Monthly Archives: April 2012

Public schools are for every child.

I cherish the concept of a free and public education for all children.

It intends, at least on paper, to provide each child with an opportunity to become a successful, self-sufficient adult and citizen. Theoretically, an educational system open to all is a way to ensure that life circumstances – who you are, where you were born, the educational level of your parents, and your social and economic standing – do not determine your future chances for a fulfilling life. This is the heart of a meritocracy, a system in which advancement in society is based on individual ability or achievement, not on wealth or birthright. The premise is a simple one: the choices you make, especially how hard you work in school, decide your future.

So on paper a meritocracy in the form of a public school sounds ideal. Most Americans believe we have such a system, and that it serves everyone equally and well. But considering the realities of American society, this was and still is naïve. The premise is fundamentally flawed because the playing field was not and is not level, and the opportunities were not and are not equal or equitable.

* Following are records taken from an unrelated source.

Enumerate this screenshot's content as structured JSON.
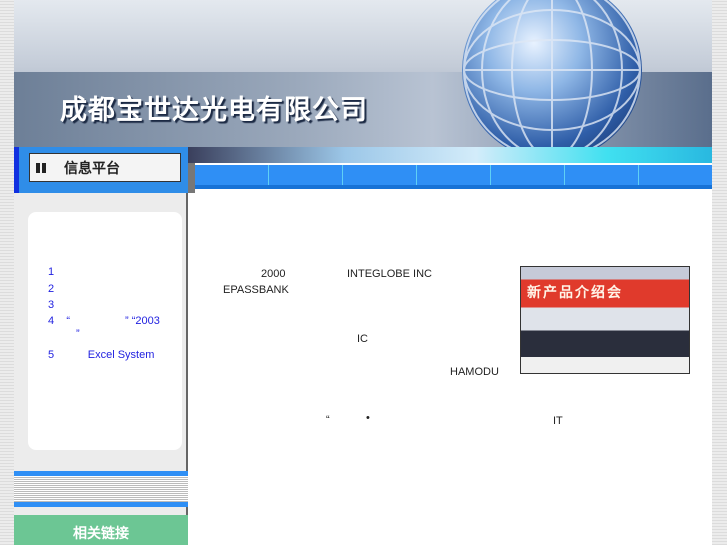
{
  "header": {
    "company_name": "成都宝世达光电有限公司"
  },
  "sidebar": {
    "info_title": "信息平台",
    "news": [
      {
        "num": "1",
        "text": ""
      },
      {
        "num": "2",
        "text": ""
      },
      {
        "num": "3",
        "text": ""
      },
      {
        "num": "4",
        "text": "“                  ” “2003"
      },
      {
        "num": "",
        "text": "”"
      },
      {
        "num": "5",
        "text": "Excel System"
      }
    ],
    "links_title": "相关链接"
  },
  "main": {
    "fragments": [
      "2000",
      "INTEGLOBE INC",
      "EPASSBANK",
      "IC",
      "HAMODU",
      "“",
      "•",
      "IT"
    ],
    "photo_banner": "新产品介绍会"
  }
}
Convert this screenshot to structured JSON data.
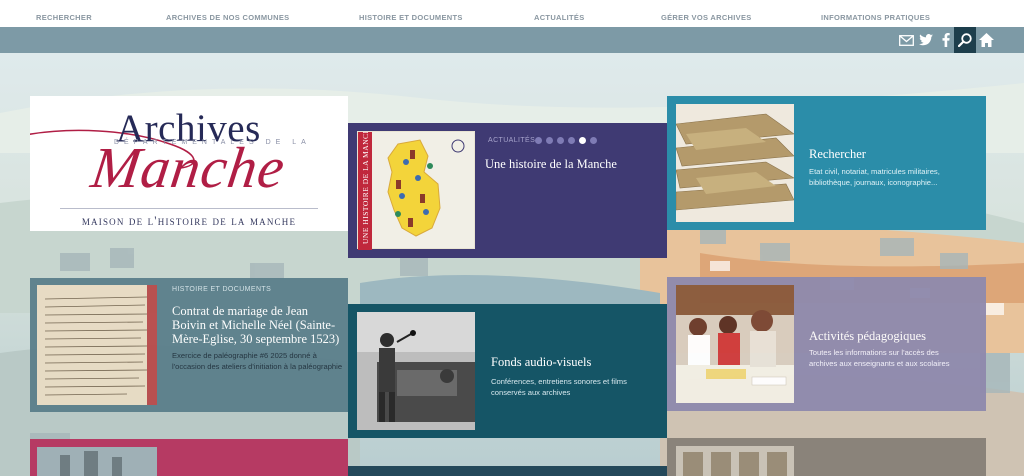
{
  "nav": {
    "items": [
      "RECHERCHER",
      "ARCHIVES DE NOS COMMUNES",
      "HISTOIRE ET DOCUMENTS",
      "ACTUALITÉS",
      "GÉRER VOS ARCHIVES",
      "INFORMATIONS PRATIQUES"
    ]
  },
  "toolbar": {
    "icons": [
      "mail-icon",
      "twitter-icon",
      "facebook-icon",
      "search-icon",
      "home-icon"
    ],
    "accent": "#1d3e4c"
  },
  "logo": {
    "title": "Archives",
    "subtitle": "DÉPARTEMENTALES DE LA",
    "script": "Manche",
    "footer": "maison de l'histoire de la manche"
  },
  "news": {
    "kicker": "ACTUALITÉS",
    "dots": 6,
    "active_dot": 4,
    "title": "Une histoire de la Manche",
    "image_text": "UNE HISTOIRE DE LA MANCHE"
  },
  "search_tile": {
    "title": "Rechercher",
    "desc_line1": "Etat civil, notariat, matricules militaires,",
    "desc_line2": "bibliothèque, journaux, iconographie..."
  },
  "history_tile": {
    "kicker": "HISTOIRE ET DOCUMENTS",
    "title": "Contrat de mariage de Jean Boivin et Michelle Néel (Sainte-Mère-Eglise, 30 septembre 1523)",
    "desc": "Exercice de paléographie #6 2025 donné à l'occasion des ateliers d'initiation à la paléographie"
  },
  "audio_tile": {
    "title": "Fonds audio-visuels",
    "desc_line1": "Conférences, entretiens sonores et films",
    "desc_line2": "conservés aux archives"
  },
  "activities_tile": {
    "title": "Activités pédagogiques",
    "desc_line1": "Toutes les informations sur l'accès des",
    "desc_line2": "archives aux enseignants et aux scolaires"
  },
  "colors": {
    "navy": "#3f3a73",
    "teal": "#2b8da9",
    "dark_teal": "#155566",
    "lavender": "#8f8aad",
    "crimson": "#b01e45"
  }
}
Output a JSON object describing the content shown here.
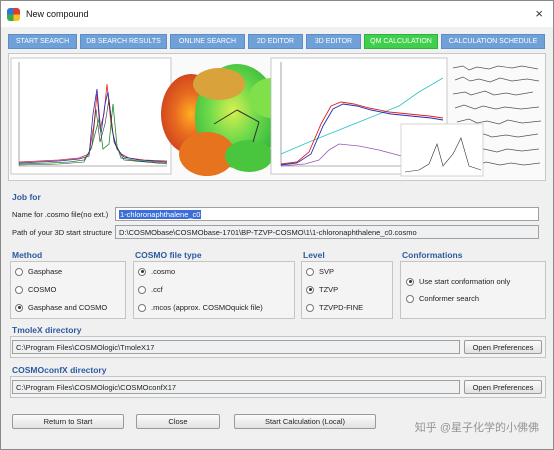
{
  "window": {
    "title": "New compound",
    "close": "×"
  },
  "tabs": [
    {
      "label": "START SEARCH",
      "active": false
    },
    {
      "label": "DB SEARCH RESULTS",
      "active": false
    },
    {
      "label": "ONLINE SEARCH",
      "active": false
    },
    {
      "label": "2D EDITOR",
      "active": false
    },
    {
      "label": "3D EDITOR",
      "active": false
    },
    {
      "label": "QM CALCULATION",
      "active": true
    },
    {
      "label": "CALCULATION SCHEDULE",
      "active": false
    }
  ],
  "job": {
    "heading": "Job for",
    "cosmo_label": "Name for .cosmo file(no ext.)",
    "cosmo_value": "1-chloronaphthalene_c0",
    "path_label": "Path of your 3D start structure",
    "path_value": "D:\\COSMObase\\COSMObase-1701\\BP-TZVP-COSMO\\1\\1-chloronaphthalene_c0.cosmo"
  },
  "method": {
    "heading": "Method",
    "options": [
      {
        "label": "Gasphase",
        "selected": false
      },
      {
        "label": "COSMO",
        "selected": false
      },
      {
        "label": "Gasphase and COSMO",
        "selected": true
      }
    ]
  },
  "filetype": {
    "heading": "COSMO file type",
    "options": [
      {
        "label": ".cosmo",
        "selected": true
      },
      {
        "label": ".ccf",
        "selected": false
      },
      {
        "label": ".mcos (approx. COSMOquick file)",
        "selected": false
      }
    ]
  },
  "level": {
    "heading": "Level",
    "options": [
      {
        "label": "SVP",
        "selected": false
      },
      {
        "label": "TZVP",
        "selected": true
      },
      {
        "label": "TZVPD-FINE",
        "selected": false
      }
    ]
  },
  "conformations": {
    "heading": "Conformations",
    "options": [
      {
        "label": "Use start conformation only",
        "selected": true
      },
      {
        "label": "Conformer search",
        "selected": false
      }
    ]
  },
  "tmolex": {
    "heading": "TmoleX directory",
    "path": "C:\\Program Files\\COSMOlogic\\TmoleX17",
    "button": "Open Preferences"
  },
  "cosmoconf": {
    "heading": "COSMOconfX directory",
    "path": "C:\\Program Files\\COSMOlogic\\COSMOconfX17",
    "button": "Open Preferences"
  },
  "footer": {
    "return_button": "Return to Start",
    "close_button": "Close",
    "start_button": "Start Calculation (Local)",
    "watermark": "知乎 @星子化学的小佛佛"
  }
}
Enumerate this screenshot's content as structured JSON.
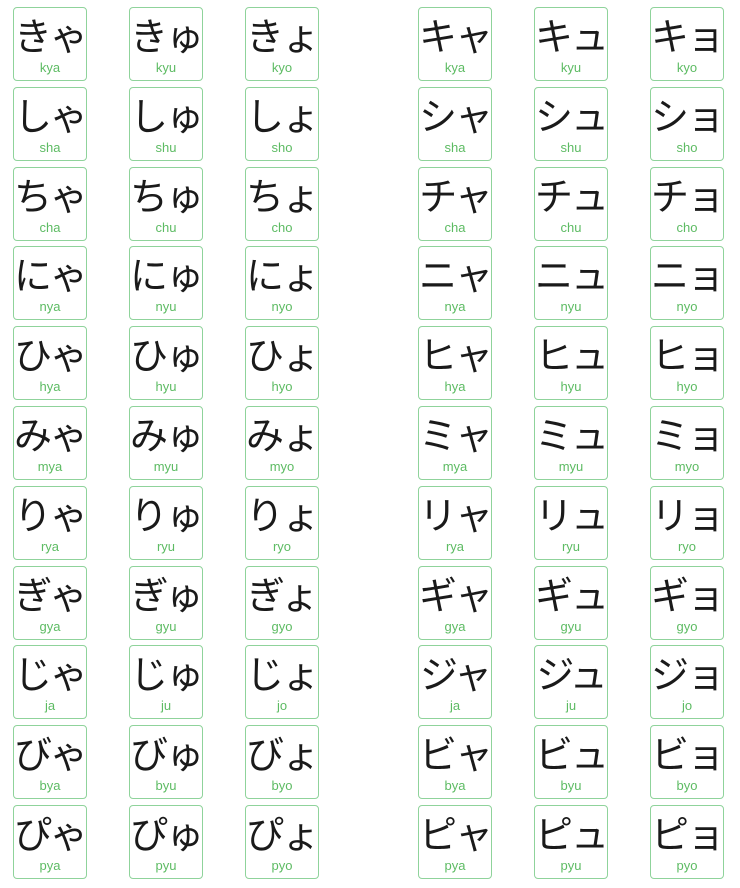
{
  "colors": {
    "border": "#8fd39b",
    "romaji": "#5dbb63",
    "kana": "#1a1a1a"
  },
  "hiragana": [
    [
      {
        "kana": "きゃ",
        "romaji": "kya"
      },
      {
        "kana": "きゅ",
        "romaji": "kyu"
      },
      {
        "kana": "きょ",
        "romaji": "kyo"
      }
    ],
    [
      {
        "kana": "しゃ",
        "romaji": "sha"
      },
      {
        "kana": "しゅ",
        "romaji": "shu"
      },
      {
        "kana": "しょ",
        "romaji": "sho"
      }
    ],
    [
      {
        "kana": "ちゃ",
        "romaji": "cha"
      },
      {
        "kana": "ちゅ",
        "romaji": "chu"
      },
      {
        "kana": "ちょ",
        "romaji": "cho"
      }
    ],
    [
      {
        "kana": "にゃ",
        "romaji": "nya"
      },
      {
        "kana": "にゅ",
        "romaji": "nyu"
      },
      {
        "kana": "にょ",
        "romaji": "nyo"
      }
    ],
    [
      {
        "kana": "ひゃ",
        "romaji": "hya"
      },
      {
        "kana": "ひゅ",
        "romaji": "hyu"
      },
      {
        "kana": "ひょ",
        "romaji": "hyo"
      }
    ],
    [
      {
        "kana": "みゃ",
        "romaji": "mya"
      },
      {
        "kana": "みゅ",
        "romaji": "myu"
      },
      {
        "kana": "みょ",
        "romaji": "myo"
      }
    ],
    [
      {
        "kana": "りゃ",
        "romaji": "rya"
      },
      {
        "kana": "りゅ",
        "romaji": "ryu"
      },
      {
        "kana": "りょ",
        "romaji": "ryo"
      }
    ],
    [
      {
        "kana": "ぎゃ",
        "romaji": "gya"
      },
      {
        "kana": "ぎゅ",
        "romaji": "gyu"
      },
      {
        "kana": "ぎょ",
        "romaji": "gyo"
      }
    ],
    [
      {
        "kana": "じゃ",
        "romaji": "ja"
      },
      {
        "kana": "じゅ",
        "romaji": "ju"
      },
      {
        "kana": "じょ",
        "romaji": "jo"
      }
    ],
    [
      {
        "kana": "びゃ",
        "romaji": "bya"
      },
      {
        "kana": "びゅ",
        "romaji": "byu"
      },
      {
        "kana": "びょ",
        "romaji": "byo"
      }
    ],
    [
      {
        "kana": "ぴゃ",
        "romaji": "pya"
      },
      {
        "kana": "ぴゅ",
        "romaji": "pyu"
      },
      {
        "kana": "ぴょ",
        "romaji": "pyo"
      }
    ]
  ],
  "katakana": [
    [
      {
        "kana": "キャ",
        "romaji": "kya"
      },
      {
        "kana": "キュ",
        "romaji": "kyu"
      },
      {
        "kana": "キョ",
        "romaji": "kyo"
      }
    ],
    [
      {
        "kana": "シャ",
        "romaji": "sha"
      },
      {
        "kana": "シュ",
        "romaji": "shu"
      },
      {
        "kana": "ショ",
        "romaji": "sho"
      }
    ],
    [
      {
        "kana": "チャ",
        "romaji": "cha"
      },
      {
        "kana": "チュ",
        "romaji": "chu"
      },
      {
        "kana": "チョ",
        "romaji": "cho"
      }
    ],
    [
      {
        "kana": "ニャ",
        "romaji": "nya"
      },
      {
        "kana": "ニュ",
        "romaji": "nyu"
      },
      {
        "kana": "ニョ",
        "romaji": "nyo"
      }
    ],
    [
      {
        "kana": "ヒャ",
        "romaji": "hya"
      },
      {
        "kana": "ヒュ",
        "romaji": "hyu"
      },
      {
        "kana": "ヒョ",
        "romaji": "hyo"
      }
    ],
    [
      {
        "kana": "ミャ",
        "romaji": "mya"
      },
      {
        "kana": "ミュ",
        "romaji": "myu"
      },
      {
        "kana": "ミョ",
        "romaji": "myo"
      }
    ],
    [
      {
        "kana": "リャ",
        "romaji": "rya"
      },
      {
        "kana": "リュ",
        "romaji": "ryu"
      },
      {
        "kana": "リョ",
        "romaji": "ryo"
      }
    ],
    [
      {
        "kana": "ギャ",
        "romaji": "gya"
      },
      {
        "kana": "ギュ",
        "romaji": "gyu"
      },
      {
        "kana": "ギョ",
        "romaji": "gyo"
      }
    ],
    [
      {
        "kana": "ジャ",
        "romaji": "ja"
      },
      {
        "kana": "ジュ",
        "romaji": "ju"
      },
      {
        "kana": "ジョ",
        "romaji": "jo"
      }
    ],
    [
      {
        "kana": "ビャ",
        "romaji": "bya"
      },
      {
        "kana": "ビュ",
        "romaji": "byu"
      },
      {
        "kana": "ビョ",
        "romaji": "byo"
      }
    ],
    [
      {
        "kana": "ピャ",
        "romaji": "pya"
      },
      {
        "kana": "ピュ",
        "romaji": "pyu"
      },
      {
        "kana": "ピョ",
        "romaji": "pyo"
      }
    ]
  ]
}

Throughout our history, different levels of government and powerful people were able to control who went to a certain school, who went to school at all, and even to make it illegal to teach slave children how to read and write. Classmates were selected and rejected by gender, race, ethnicity, mental ability, and behavior. With groups separated into somewhat homogenous groups, the need to learn tolerance and acceptance of those we saw as different or of a lesser status or ability was minimized. This segregation maintained a status quo of separate classes – the privileged and under-privileged, the powerful and powerless – and undermined the concept that schools and society were meritocracies.

Public education policies and laws did evolve over time as people spoke out forcefully about human rights issues and wrongs were corrected. Yet the system is still not perfect: education funded according to the tax base of each district results in widely disparate per pupil expenditures that favor the well-to-do and economically healthy areas, and bias and discrimination against certain groups influence the assessment of individual potential, academic expectations, opportunities available, discipline used, and hopes for the future.

But people and governments may no longer intentionally segregate schools or classrooms by race or social status and children with special learning and behavioral needs now have the right to a placement in the least restrictive learning environment. Every child has the right to a free and appropriate public education regardless of race, ethnicity, gender, religion, and sexual orientation. And they all have our promise that they will be treated respectfully by the adults and students in their school.

There are competing cultural forces at work that again challenge the basic premise of schools as a meritocracy, where all are welcome and offered the same opportunities. The influence of religion in politics and on social issues and public policy has grown at the same time the federal government, individual states, and local school boards and communities have made a moral and legal commitment to build public schools that are safe havens. In these schools, discrimination and violence of any kind, including exclusion, bullying, and harassment, are not tolerated by anyone, against anyone, or for any reason.

This raises the question of the role of religious beliefs in an institution that by law and mandate must welcome, teach, and protect every child who comes to the schoolhouse door. May students deny basic human rights to those who do not share or reflect their religious beliefs, especially in the case of sexual identity? Are students whose religion teaches that homosexuality is immoral excused from showing respect and tolerance toward their gay, lesbian, transgender and bi-sexual peers? Can they discriminate against, refuse to work with, or bully students they do not approve of?

I believe the answer is no, they may not, the same way a student may not let his personal or his parents’ beliefs about race, ethnicity, political leanings, etc. affect how he treats his classmates. The code of conduct for proper behavior applies to everyone.

The strength of the public school system of the 21st century is that it more clearly guarantees that every child can expect the school to protect his rights regardless of perceived or real differences, or religious or social beliefs held by others. This is how we keep the public separate from the private, the secular separate from the sectarian, and public schools open and welcoming to the everyone.